In 2005, Todd and I starting trying to get pregnant. After about a year, we had no luck, so we started looking into fertility stuff - and I decided to stop worrying about it and get healthier. I started Weight Watchers and lost about 20 pounds. I made my appointment to get my pipes checked to see if something infertile was going on down there. My fertility appointment turned into my blood test to see how pregnant I was!
Fast forward....twins....not losing the pregnancy weight after weeks of bedrest.....then Charlotte.....gaining more weight and not losing that....counting on breastfeeding to make me thin (What!? Why didn't that work!???)....and summer rolling around and realizing there were other moms in the pool (who had obviously given birth on their way to the pool) that weren't just skinny, but skinny and FIT.
August rolled around, and I went to New York with Daisy.

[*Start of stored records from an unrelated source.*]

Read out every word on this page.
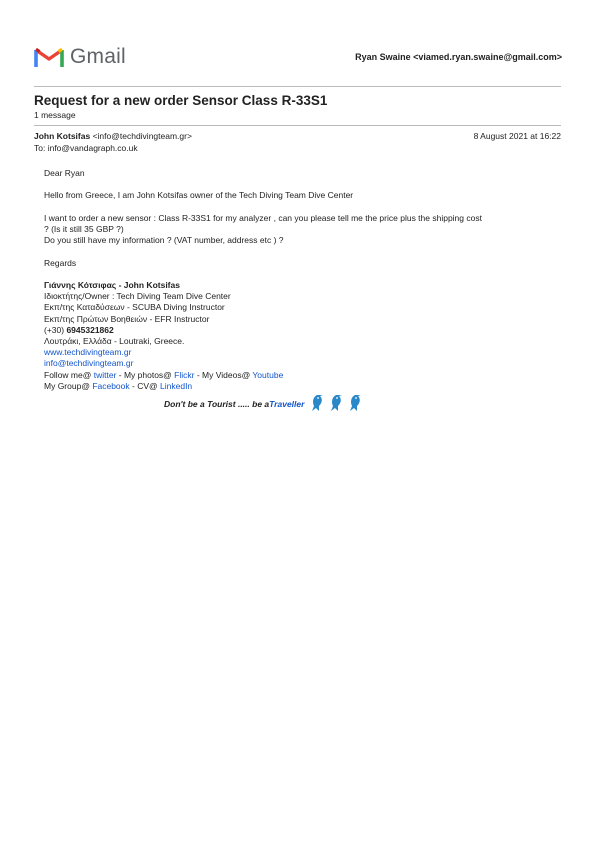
Gmail	Ryan Swaine <viamed.ryan.swaine@gmail.com>
Request for a new order Sensor Class R-33S1
1 message
John Kotsifas <info@techdivingteam.gr>	8 August 2021 at 16:22
To: info@vandagraph.co.uk

Dear Ryan

Hello from Greece, I am John Kotsifas owner of the Tech Diving Team Dive Center

I want to order a new sensor : Class R-33S1 for my analyzer , can you please tell me the price plus the shipping cost

? (Is it still 35 GBP ?)

Do you still have my information ? (VAT number, address etc ) ?

Regards

Γιάννης Κότσιφας - John Kotsifas

Ιδιοκτήτης/Owner : Tech Diving Team Dive Center

Εκπ/της Καταδύσεων - SCUBA Diving Instructor

Εκπ/της Πρώτων Βοηθειών - EFR Instructor

(+30) 6945321862

Λουτράκι, Ελλάδα - Loutraki, Greece.

www.techdivingteam.gr

info@techdivingteam.gr

Follow me@ twitter - My photos@ Flickr - My Videos@ Youtube

My Group@ Facebook - CV@ LinkedIn

Don't be a Tourist ..... be a Traveller
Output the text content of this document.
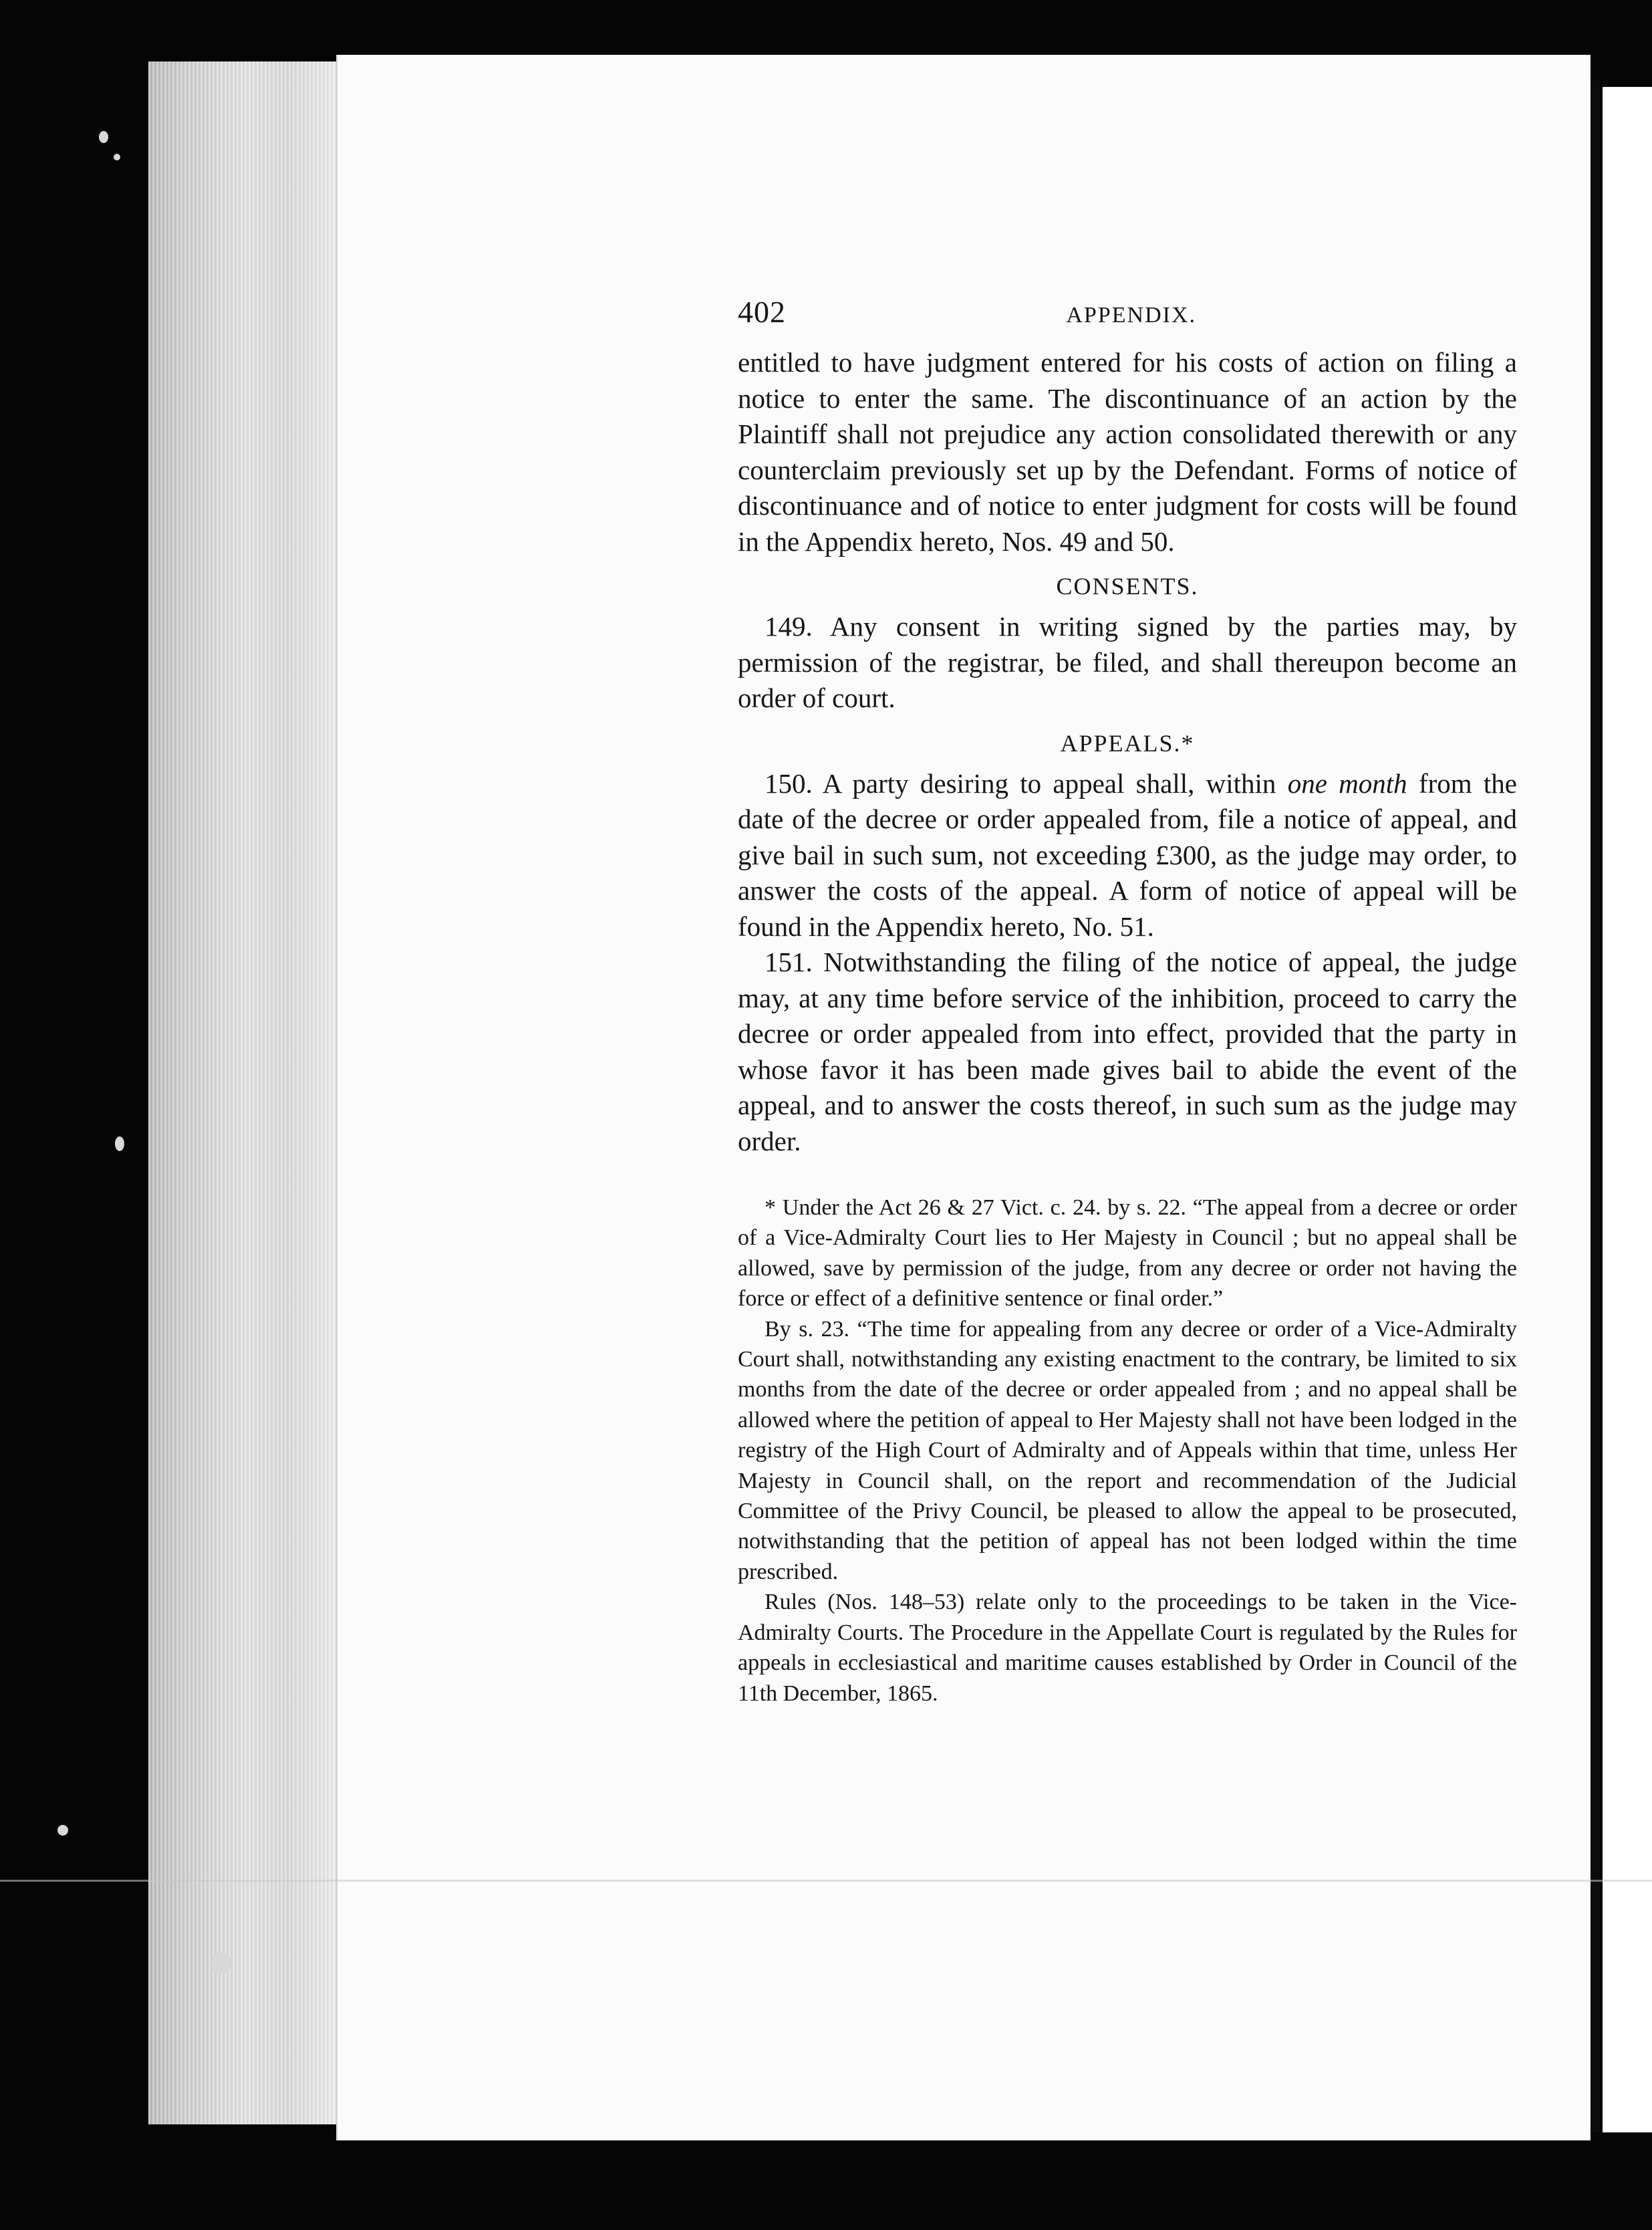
402	APPENDIX.

entitled to have judgment entered for his costs of action on filing a notice to enter the same. The discontinuance of an action by the Plaintiff shall not prejudice any action consolidated therewith or any counterclaim previously set up by the Defendant. Forms of notice of discontinuance and of notice to enter judgment for costs will be found in the Appendix hereto, Nos. 49 and 50.

CONSENTS.

149. Any consent in writing signed by the parties may, by permission of the registrar, be filed, and shall thereupon become an order of court.

APPEALS.*

150. A party desiring to appeal shall, within one month from the date of the decree or order appealed from, file a notice of appeal, and give bail in such sum, not exceeding £300, as the judge may order, to answer the costs of the appeal. A form of notice of appeal will be found in the Appendix hereto, No. 51.

151. Notwithstanding the filing of the notice of appeal, the judge may, at any time before service of the inhibition, proceed to carry the decree or order appealed from into effect, provided that the party in whose favor it has been made gives bail to abide the event of the appeal, and to answer the costs thereof, in such sum as the judge may order.

* Under the Act 26 & 27 Vict. c. 24. by s. 22. “The appeal from a decree or order of a Vice-Admiralty Court lies to Her Majesty in Council ; but no appeal shall be allowed, save by permission of the judge, from any decree or order not having the force or effect of a definitive sentence or final order.”

By s. 23. “The time for appealing from any decree or order of a Vice-Admiralty Court shall, notwithstanding any existing enactment to the contrary, be limited to six months from the date of the decree or order appealed from ; and no appeal shall be allowed where the petition of appeal to Her Majesty shall not have been lodged in the registry of the High Court of Admiralty and of Appeals within that time, unless Her Majesty in Council shall, on the report and recommendation of the Judicial Committee of the Privy Council, be pleased to allow the appeal to be prosecuted, notwithstanding that the petition of appeal has not been lodged within the time prescribed.

Rules (Nos. 148–53) relate only to the proceedings to be taken in the Vice-Admiralty Courts. The Procedure in the Appellate Court is regulated by the Rules for appeals in ecclesiastical and maritime causes established by Order in Council of the 11th December, 1865.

We were late for the show, and had to run to get there on time. When I slumped into my seat seconds before the overture began, completely out of breath, and with blistered inner thighs, I realized it was time. TIME. TO. CHANGE.
I rejoined Weight Watchers on August 11th and weighed more than I ever thought I would. (I am confessing about my weight loss journey so far, but until I reach a comfortable weight for myself, I don't think I can tell you my "numbers" just yet.) I left the first day without attending the meeting and came home and cried in the shower. I didn't understand how I let myself get like this. I felt shame and repulsion. Embarassment and guilt. And depression.
Week 1 I thought I would starve to death. But it surely opened my eyes into how much I was massively over-eating. Not only would I eat a massive amount of food on my own plate, but I ate everything the boys didn't eat, everything Charlotte didn't eat, and then every snack left in every bowl they had. Plus late night snacks, sodas, chocolate bars at work, and m&m's galore. Tracking everything I ate the first week was illuminating.
Week 1 I lost 6 pounds.
I have now lost 15 pounds total in 7 weeks and I am feeling the tug of wanting to slide back into old habits. Hence, my going public. I need more motivation, and having to tell you about my SUCCESS will help me.
Tonight's meeting was about how those around us can help us. I am using my online friends now to motivate me. One of the things our leader said tonight was to be assertive and say, "I need..."
So, I will! I NEED WORDS OF AFFIRMATION!